So many people now are trying their hand at graphic designing, whether they acquired formal training for it or not. Now, there's nothing wrong with amateur graphic designing; sometimes the work produced within that avenue could be the most creative, refreshing and "out-of-the-box" stuff around. That brings us to the question: how can we effectively evaluate the work of graphic designers?
Before setting down some guidelines, it is important to note that graphic design, like most other art domains, is basically results oriented. This just means that though the designers' training and education give you an idea about his level of qualification, it is only by the final product that you could give a definitive evaluation of his work. That's why it's important that before you hire a graphic designer, you take a look at his portfolio so you could tell if his artistic style, methods, and even the medium he usually works with fits him for the job you have in mind.
Say that you have finally hired a graphic designer, and he has finished creating the design that you have stipulated, what are some factors to consider to help you evaluate it?
Its aesthetic appeal. This is probably the most basic; it's the factor that you would observe once you come into visual contact with the design. Factors that are included are the font (its type and size), colors, images, the layout, and the medium. One tip is to remember what your impression is of a design the first moment you viewed it. Did the colors strike you as too intense? Did the color combinations produce an effect that suggested weakness or feebleness? Was the layout too confusing, or much too organized so as to be branded as unimaginative? More often than not, first impressions produce the most lasting effect, so it's important to note the design's first impression on you.

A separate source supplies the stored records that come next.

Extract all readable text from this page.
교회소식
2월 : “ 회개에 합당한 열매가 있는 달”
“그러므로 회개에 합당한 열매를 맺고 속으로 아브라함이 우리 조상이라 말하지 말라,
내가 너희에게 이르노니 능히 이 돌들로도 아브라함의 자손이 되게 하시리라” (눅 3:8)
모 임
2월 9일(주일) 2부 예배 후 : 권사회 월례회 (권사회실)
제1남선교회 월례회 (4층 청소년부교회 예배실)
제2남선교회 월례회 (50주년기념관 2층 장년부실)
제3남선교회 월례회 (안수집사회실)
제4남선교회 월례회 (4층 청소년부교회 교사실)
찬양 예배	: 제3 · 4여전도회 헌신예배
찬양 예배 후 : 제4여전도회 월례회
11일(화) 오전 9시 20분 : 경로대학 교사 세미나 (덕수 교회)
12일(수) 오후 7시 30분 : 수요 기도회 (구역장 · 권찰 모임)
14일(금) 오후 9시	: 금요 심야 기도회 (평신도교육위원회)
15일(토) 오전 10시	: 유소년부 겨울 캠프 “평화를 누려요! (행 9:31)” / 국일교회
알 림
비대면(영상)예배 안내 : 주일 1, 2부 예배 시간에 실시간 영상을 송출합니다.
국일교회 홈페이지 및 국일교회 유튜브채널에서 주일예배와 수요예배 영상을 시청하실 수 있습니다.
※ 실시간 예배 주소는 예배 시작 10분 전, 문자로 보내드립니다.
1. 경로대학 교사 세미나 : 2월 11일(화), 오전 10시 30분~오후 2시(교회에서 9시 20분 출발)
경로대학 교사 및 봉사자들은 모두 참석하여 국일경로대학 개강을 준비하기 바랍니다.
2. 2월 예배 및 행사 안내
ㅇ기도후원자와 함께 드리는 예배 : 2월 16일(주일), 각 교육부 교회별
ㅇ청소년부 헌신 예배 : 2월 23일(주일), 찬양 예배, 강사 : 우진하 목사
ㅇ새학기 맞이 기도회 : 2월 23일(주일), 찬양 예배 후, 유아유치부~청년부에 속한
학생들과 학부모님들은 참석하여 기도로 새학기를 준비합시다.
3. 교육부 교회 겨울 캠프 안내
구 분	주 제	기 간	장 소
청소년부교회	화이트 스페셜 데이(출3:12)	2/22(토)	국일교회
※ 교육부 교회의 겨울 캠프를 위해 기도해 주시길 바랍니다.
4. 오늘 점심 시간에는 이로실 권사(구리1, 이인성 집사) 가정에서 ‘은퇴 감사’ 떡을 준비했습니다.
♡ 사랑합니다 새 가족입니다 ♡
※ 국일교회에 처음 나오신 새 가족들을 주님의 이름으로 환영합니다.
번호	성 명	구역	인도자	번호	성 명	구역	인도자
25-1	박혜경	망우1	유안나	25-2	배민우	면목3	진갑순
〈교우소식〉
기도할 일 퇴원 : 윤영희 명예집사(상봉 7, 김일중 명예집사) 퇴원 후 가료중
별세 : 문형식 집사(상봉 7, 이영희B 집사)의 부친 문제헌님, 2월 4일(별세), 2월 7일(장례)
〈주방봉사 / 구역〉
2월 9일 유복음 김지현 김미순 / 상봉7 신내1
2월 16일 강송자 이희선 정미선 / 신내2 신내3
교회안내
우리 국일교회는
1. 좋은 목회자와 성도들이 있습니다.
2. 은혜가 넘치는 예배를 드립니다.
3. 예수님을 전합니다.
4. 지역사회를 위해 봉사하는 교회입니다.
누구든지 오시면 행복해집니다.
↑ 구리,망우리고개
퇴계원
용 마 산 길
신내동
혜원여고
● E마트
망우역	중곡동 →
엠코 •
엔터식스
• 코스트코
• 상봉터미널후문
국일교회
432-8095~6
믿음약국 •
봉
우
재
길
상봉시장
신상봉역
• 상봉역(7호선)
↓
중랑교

Its effectiveness to fulfill its purpose. What is the purpose of the design? Let's say it's for marketing. If this were the case, you'd need to evaluate the design based on its effectiveness as a marketing tool. Does it appeal to its target audience (for example, does it use words, images, colors that the target audience commonly relates to)? Does it effectively reflect what the product stands for - or in other words, is there consistency between product and design? If you were a consumer, would you be moved to purchase the product because of the design?
Remember, there are many questions you may ask yourself when you're analyzing the design, based on its ability to fulfill its given purpose. The surest way here is to hold a brainstorming session with trusted people, so you could list pertinent questions and criteria.
Its medium of presentation. Usually, when a designer submits his work, it's printed on the best quality paper and in high quality ink. What if the design is intended to be enlarged to billboard size? You have to supervise the construction of the final, final product to make sure that it still maintains the highest level quality possible. Using the billboard example, you wouldn't want it to come out all pixelated or bland-looking because it turned out that the design isn't appropriate aesthetically for larger-than-life recreations. Also, check it out for minor errors in printing (if there are spots in some areas, or some fine lines where there shouldn't be).
Other practical aspects. For example, if the design is meant to be mobile, it shouldn't have heavy oak weighing 20 pounds as part of its components. Be sure to clearly state how the design is to be used and presented, so the designer would be able to work with proper media. Also, you may analyze the designer based on his ability to work within the given budget and the given time frame. Of course, for your part, you'd have to be very clear about your expectations and the guidelines that he has to follow. Remember, just because a graphic designer is results-oriented, as he is hired in a professional capacity he is expected to demonstrate proper work ethics and to comply with the specified instructions, as well.
These are just some guidelines to help you evaluate a graphic designer's work. As a final word, be sure always to keep an open mind and to use your sound judgment.